Reputation: 3324
Dear all I need some help.
I have this input file:
chr1
chr1
chr2
chr2
chr3
chr3
I would like to separate it into the following output files:
"1st file"
chr1
chr1
chr1
"2nd file"
chr2
chr2
"3rd file"
chr3
chr3
I am using this code but it is not working
for i in {1..3}
do
awk '{if ($1 == "chr"$i) {print $0}}' 17_n.tsv > $i
done
Upvotes: 0
Views: 77
Reputation: 74596
Perhaps you could use something like this:
$ cat file
chr1
chr1
chr2
chr2
chr3
chr3
$ awk '{suffix = substr($1, length($1)); print > "file" suffix}' file
$ cat file1
chr1
chr1
$ cat file2
chr2
chr2
$ cat file3
chr3
chr3
Basically, take the last character of the first field and use it to determine the filename.
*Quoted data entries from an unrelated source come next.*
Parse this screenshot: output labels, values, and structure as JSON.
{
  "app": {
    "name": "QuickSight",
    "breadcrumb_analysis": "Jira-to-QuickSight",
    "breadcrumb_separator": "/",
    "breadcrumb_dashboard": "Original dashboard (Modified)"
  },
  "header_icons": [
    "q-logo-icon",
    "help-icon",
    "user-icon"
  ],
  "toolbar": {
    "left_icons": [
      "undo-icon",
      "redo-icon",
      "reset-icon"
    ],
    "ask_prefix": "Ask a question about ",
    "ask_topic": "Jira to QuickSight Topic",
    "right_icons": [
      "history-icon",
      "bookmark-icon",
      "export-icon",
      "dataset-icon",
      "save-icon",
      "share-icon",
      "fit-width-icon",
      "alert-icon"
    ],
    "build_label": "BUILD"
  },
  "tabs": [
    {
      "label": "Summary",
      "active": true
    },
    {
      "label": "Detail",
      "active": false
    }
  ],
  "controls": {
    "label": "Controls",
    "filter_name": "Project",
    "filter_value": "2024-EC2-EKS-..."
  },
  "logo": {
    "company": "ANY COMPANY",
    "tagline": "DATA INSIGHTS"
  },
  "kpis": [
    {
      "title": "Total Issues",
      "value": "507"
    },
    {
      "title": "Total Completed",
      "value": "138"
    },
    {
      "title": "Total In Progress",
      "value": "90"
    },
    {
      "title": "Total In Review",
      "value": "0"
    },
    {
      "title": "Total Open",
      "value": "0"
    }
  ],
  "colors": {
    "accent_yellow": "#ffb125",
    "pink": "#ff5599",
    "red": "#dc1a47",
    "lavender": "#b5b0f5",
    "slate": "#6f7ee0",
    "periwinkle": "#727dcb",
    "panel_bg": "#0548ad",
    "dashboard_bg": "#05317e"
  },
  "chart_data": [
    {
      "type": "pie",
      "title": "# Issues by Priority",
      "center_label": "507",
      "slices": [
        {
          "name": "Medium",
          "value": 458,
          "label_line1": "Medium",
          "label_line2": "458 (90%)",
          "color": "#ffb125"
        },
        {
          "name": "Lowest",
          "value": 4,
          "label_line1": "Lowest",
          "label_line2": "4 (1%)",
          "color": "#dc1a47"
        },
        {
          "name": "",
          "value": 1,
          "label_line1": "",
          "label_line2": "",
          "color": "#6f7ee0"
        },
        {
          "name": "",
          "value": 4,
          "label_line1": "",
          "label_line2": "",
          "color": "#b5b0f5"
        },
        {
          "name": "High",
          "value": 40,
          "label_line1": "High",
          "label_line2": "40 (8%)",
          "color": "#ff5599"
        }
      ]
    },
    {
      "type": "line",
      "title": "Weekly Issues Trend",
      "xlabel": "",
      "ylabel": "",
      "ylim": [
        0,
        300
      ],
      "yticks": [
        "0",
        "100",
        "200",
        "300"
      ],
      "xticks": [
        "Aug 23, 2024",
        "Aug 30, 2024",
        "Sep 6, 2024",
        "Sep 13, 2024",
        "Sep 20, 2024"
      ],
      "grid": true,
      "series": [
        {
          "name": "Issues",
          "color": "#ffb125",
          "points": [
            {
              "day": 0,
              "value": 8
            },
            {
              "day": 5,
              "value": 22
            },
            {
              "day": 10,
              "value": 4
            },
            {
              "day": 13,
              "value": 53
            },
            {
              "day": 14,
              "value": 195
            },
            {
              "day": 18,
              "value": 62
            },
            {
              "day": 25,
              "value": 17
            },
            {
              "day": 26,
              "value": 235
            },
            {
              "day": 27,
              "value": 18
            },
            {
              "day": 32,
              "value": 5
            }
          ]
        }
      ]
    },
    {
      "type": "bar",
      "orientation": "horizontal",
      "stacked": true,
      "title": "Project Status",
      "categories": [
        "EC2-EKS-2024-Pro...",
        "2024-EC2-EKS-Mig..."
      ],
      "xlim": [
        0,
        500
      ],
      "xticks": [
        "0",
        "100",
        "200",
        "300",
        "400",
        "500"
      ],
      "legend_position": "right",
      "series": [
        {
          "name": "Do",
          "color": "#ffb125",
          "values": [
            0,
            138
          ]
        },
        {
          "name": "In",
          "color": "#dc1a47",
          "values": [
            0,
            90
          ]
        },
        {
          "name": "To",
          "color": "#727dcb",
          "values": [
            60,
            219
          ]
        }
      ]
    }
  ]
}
If there can be more than one digit at the end, you can use this instead:
awk 'match($1, /[0-9]+$/) { print > ("file" substr($1, RSTART)) }' file
match
sets RSTART
to the position of the start of the match, so it can be used with substr
to extract the numerical part of the input.
Upvotes: 1
Reputation: 195029
if your lines are in format N non-number chars + N numbers
, you can try:
awk '{f=$0;sub(/^[^0-9]*/,"",f);print >("output"f)}' input
this won't work for ch0r1
.
If you want it to work for ch0r1
too, use gawk:
awk '{f=gensub(/^.*[^0-9]([0-9]*)$/,"\\1","g");print >("output"f)}' file
Upvotes: 1
Reputation: 3646
As awk
is a separate language with it's own interpreter, bash
variables can't be used properly in awk
without passing them first using the -v
option. Also, the default action in awk
is to print, so you don't need {print $0}
.
So this would work:
for i in {1..3}
do
awk -v i=$i '$1 == "chr"i' 17_n.tsv > $i
done
That said, you can also accomplish what you want in a read
loop:
while read -r line
do
[[ $line == chr+([0-9]) ]] && echo $line >> ${line#chr}
done < 17_n.tsv
Upvotes: 1